Calculate the word error rate and its standard error.

Parameters:
  • p_est (Numerical) – Value or array of estimated logical error rate.

  • p_se (Numerical) – Value or array of standard error on logical error rate.

  • k (Numerical) – Number of logical qubits, as value or array.

Returns:

  • p_est_word (Numerical) – Value or array of estimated word error rate.

  • p_se_word (Numerical) – Value or array of standard error of word error rate.

panqec.analysis.infer_error_model_family(label: str) str

Infer the error_model family from the error_model label.

Parameters:

label (str) – The error_model label.

Returns:

family – The error_model family.

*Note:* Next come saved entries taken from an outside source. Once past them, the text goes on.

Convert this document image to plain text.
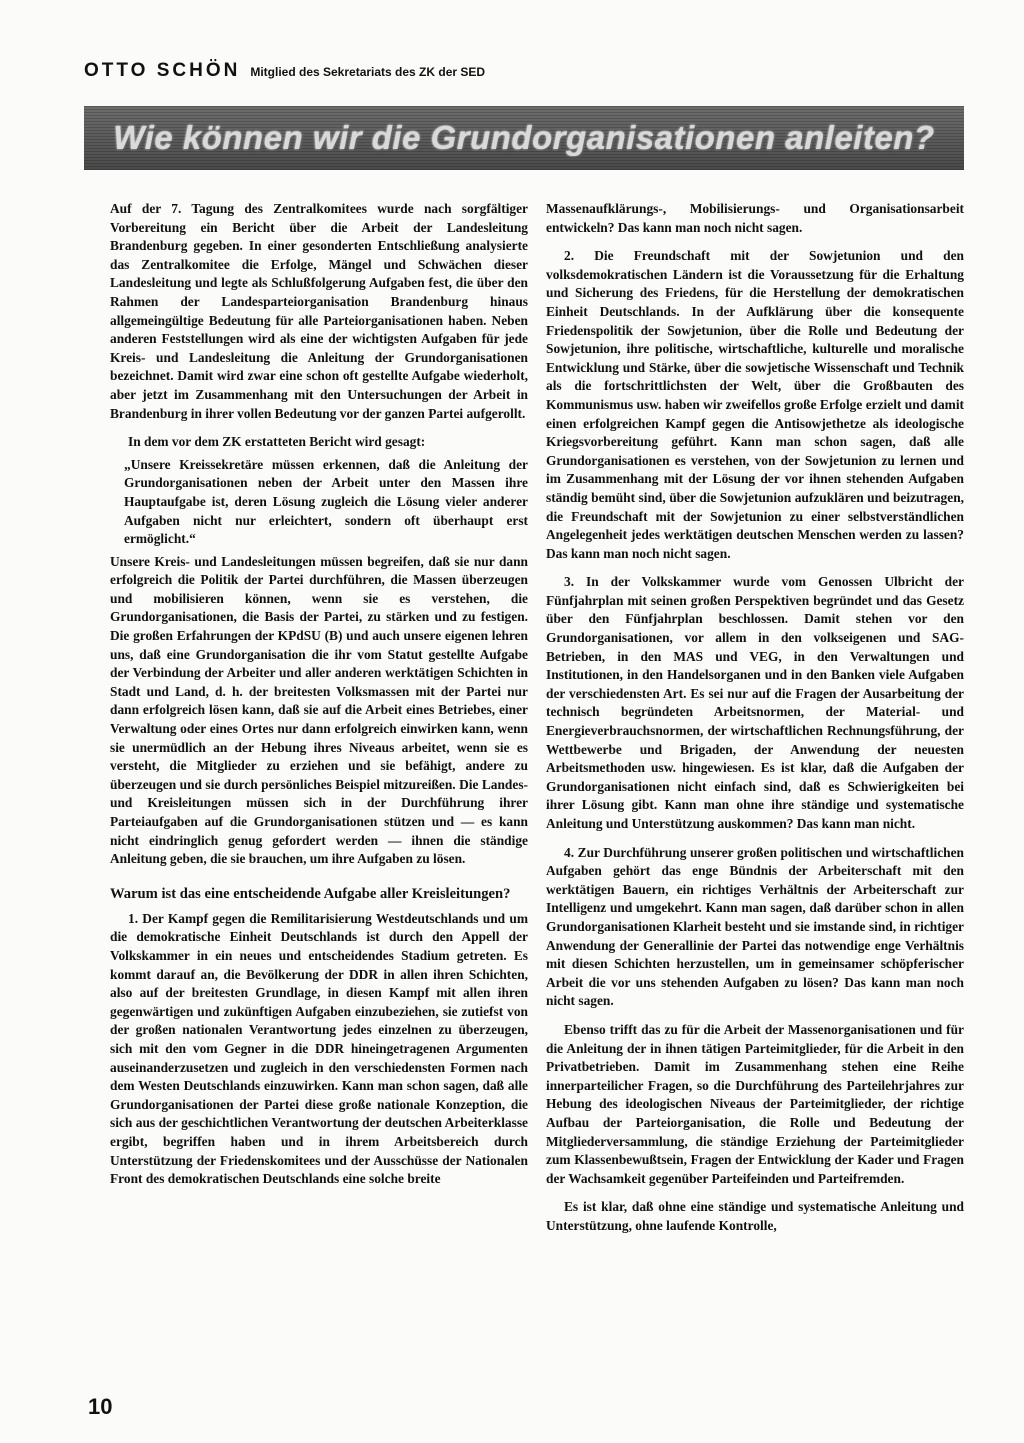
OTTO SCHÖN Mitglied des Sekretariats des ZK der SED
Wie können wir die Grundorganisationen anleiten?

Auf der 7. Tagung des Zentralkomitees wurde nach sorgfältiger Vorbereitung ein Bericht über die Arbeit der Landesleitung Brandenburg gegeben. In einer gesonderten Entschließung analysierte das Zentralkomitee die Erfolge, Mängel und Schwächen dieser Landesleitung und legte als Schlußfolgerung Aufgaben fest, die über den Rahmen der Landesparteiorganisation Brandenburg hinaus allgemeingültige Bedeutung für alle Parteiorganisationen haben. Neben anderen Feststellungen wird als eine der wichtigsten Aufgaben für jede Kreis- und Landesleitung die Anleitung der Grundorganisationen bezeichnet. Damit wird zwar eine schon oft gestellte Aufgabe wiederholt, aber jetzt im Zusammenhang mit den Untersuchungen der Arbeit in Brandenburg in ihrer vollen Bedeutung vor der ganzen Partei aufgerollt.

In dem vor dem ZK erstatteten Bericht wird gesagt:

„Unsere Kreissekretäre müssen erkennen, daß die Anleitung der Grundorganisationen neben der Arbeit unter den Massen ihre Hauptaufgabe ist, deren Lösung zugleich die Lösung vieler anderer Aufgaben nicht nur erleichtert, sondern oft überhaupt erst ermöglicht.“

Unsere Kreis- und Landesleitungen müssen begreifen, daß sie nur dann erfolgreich die Politik der Partei durchführen, die Massen überzeugen und mobilisieren können, wenn sie es verstehen, die Grundorganisationen, die Basis der Partei, zu stärken und zu festigen. Die großen Erfahrungen der KPdSU (B) und auch unsere eigenen lehren uns, daß eine Grundorganisation die ihr vom Statut gestellte Aufgabe der Verbindung der Arbeiter und aller anderen werktätigen Schichten in Stadt und Land, d. h. der breitesten Volksmassen mit der Partei nur dann erfolgreich lösen kann, daß sie auf die Arbeit eines Betriebes, einer Verwaltung oder eines Ortes nur dann erfolgreich einwirken kann, wenn sie unermüdlich an der Hebung ihres Niveaus arbeitet, wenn sie es versteht, die Mitglieder zu erziehen und sie befähigt, andere zu überzeugen und sie durch persönliches Beispiel mitzureißen. Die Landes- und Kreisleitungen müssen sich in der Durchführung ihrer Parteiaufgaben auf die Grundorganisationen stützen und — es kann nicht eindringlich genug gefordert werden — ihnen die ständige Anleitung geben, die sie brauchen, um ihre Aufgaben zu lösen.

Warum ist das eine entscheidende Aufgabe aller Kreisleitungen?

1. Der Kampf gegen die Remilitarisierung Westdeutschlands und um die demokratische Einheit Deutschlands ist durch den Appell der Volkskammer in ein neues und entscheidendes Stadium getreten. Es kommt darauf an, die Bevölkerung der DDR in allen ihren Schichten, also auf der breitesten Grundlage, in diesen Kampf mit allen ihren gegenwärtigen und zukünftigen Aufgaben einzubeziehen, sie zutiefst von der großen nationalen Verantwortung jedes einzelnen zu überzeugen, sich mit den vom Gegner in die DDR hineingetragenen Argumenten auseinanderzusetzen und zugleich in den verschiedensten Formen nach dem Westen Deutschlands einzuwirken. Kann man schon sagen, daß alle Grundorganisationen der Partei diese große nationale Konzeption, die sich aus der geschichtlichen Verantwortung der deutschen Arbeiterklasse ergibt, begriffen haben und in ihrem Arbeitsbereich durch Unterstützung der Friedenskomitees und der Ausschüsse der Nationalen Front des demokratischen Deutschlands eine solche breite

Massenaufklärungs-, Mobilisierungs- und Organisationsarbeit entwickeln? Das kann man noch nicht sagen.

2. Die Freundschaft mit der Sowjetunion und den volksdemokratischen Ländern ist die Voraussetzung für die Erhaltung und Sicherung des Friedens, für die Herstellung der demokratischen Einheit Deutschlands. In der Aufklärung über die konsequente Friedenspolitik der Sowjetunion, über die Rolle und Bedeutung der Sowjetunion, ihre politische, wirtschaftliche, kulturelle und moralische Entwicklung und Stärke, über die sowjetische Wissenschaft und Technik als die fortschrittlichsten der Welt, über die Großbauten des Kommunismus usw. haben wir zweifellos große Erfolge erzielt und damit einen erfolgreichen Kampf gegen die Antisowjethetze als ideologische Kriegsvorbereitung geführt. Kann man schon sagen, daß alle Grundorganisationen es verstehen, von der Sowjetunion zu lernen und im Zusammenhang mit der Lösung der vor ihnen stehenden Aufgaben ständig bemüht sind, über die Sowjetunion aufzuklären und beizutragen, die Freundschaft mit der Sowjetunion zu einer selbstverständlichen Angelegenheit jedes werktätigen deutschen Menschen werden zu lassen? Das kann man noch nicht sagen.

3. In der Volkskammer wurde vom Genossen Ulbricht der Fünfjahrplan mit seinen großen Perspektiven begründet und das Gesetz über den Fünfjahrplan beschlossen. Damit stehen vor den Grundorganisationen, vor allem in den volkseigenen und SAG-Betrieben, in den MAS und VEG, in den Verwaltungen und Institutionen, in den Handelsorganen und in den Banken viele Aufgaben der verschiedensten Art. Es sei nur auf die Fragen der Ausarbeitung der technisch begründeten Arbeitsnormen, der Material- und Energieverbrauchsnormen, der wirtschaftlichen Rechnungsführung, der Wettbewerbe und Brigaden, der Anwendung der neuesten Arbeitsmethoden usw. hingewiesen. Es ist klar, daß die Aufgaben der Grundorganisationen nicht einfach sind, daß es Schwierigkeiten bei ihrer Lösung gibt. Kann man ohne ihre ständige und systematische Anleitung und Unterstützung auskommen? Das kann man nicht.

4. Zur Durchführung unserer großen politischen und wirtschaftlichen Aufgaben gehört das enge Bündnis der Arbeiterschaft mit den werktätigen Bauern, ein richtiges Verhältnis der Arbeiterschaft zur Intelligenz und umgekehrt. Kann man sagen, daß darüber schon in allen Grundorganisationen Klarheit besteht und sie imstande sind, in richtiger Anwendung der Generallinie der Partei das notwendige enge Verhältnis mit diesen Schichten herzustellen, um in gemeinsamer schöpferischer Arbeit die vor uns stehenden Aufgaben zu lösen? Das kann man noch nicht sagen.

Ebenso trifft das zu für die Arbeit der Massenorganisationen und für die Anleitung der in ihnen tätigen Parteimitglieder, für die Arbeit in den Privatbetrieben. Damit im Zusammenhang stehen eine Reihe innerparteilicher Fragen, so die Durchführung des Parteilehrjahres zur Hebung des ideologischen Niveaus der Parteimitglieder, der richtige Aufbau der Parteiorganisation, die Rolle und Bedeutung der Mitgliederversammlung, die ständige Erziehung der Parteimitglieder zum Klassenbewußtsein, Fragen der Entwicklung der Kader und Fragen der Wachsamkeit gegenüber Parteifeinden und Parteifremden.

Es ist klar, daß ohne eine ständige und systematische Anleitung und Unterstützung, ohne laufende Kontrolle,

10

If the family cannot be inferred, the original code label is returned.

Return type:

str

Examples

>>> infer_error_model_family('Deformed XZZX Pauli X0.0161Y0.0161Z0.9677')
'Deformed XZZX Pauli'
>>> infer_error_model_family('Pauli X0.0000Y0.0000Z1.0000')
'Pauli'
panqec.analysis.read_entry(data: List | Dict, results_file: str | None = None) List[Dict]

List of entries from data in list or dict format.

Returns an empty list if it is not a valid results dict.

Parameters:
  • data (Union[List, Dict]) – The data that is parsed raw from a results file.

  • results_path (str) – The path to the results directory or .zip file.

Returns:

entries – The list of entries, each of which corresponds to a results file.

Return type:

List[Dict]

panqec.analysis.subthreshold_scaling(results_df, chosen_probabilities=None)

Do subthreshold scaling analysis.

This was a legacy method where we tried many different fitting ansatzs.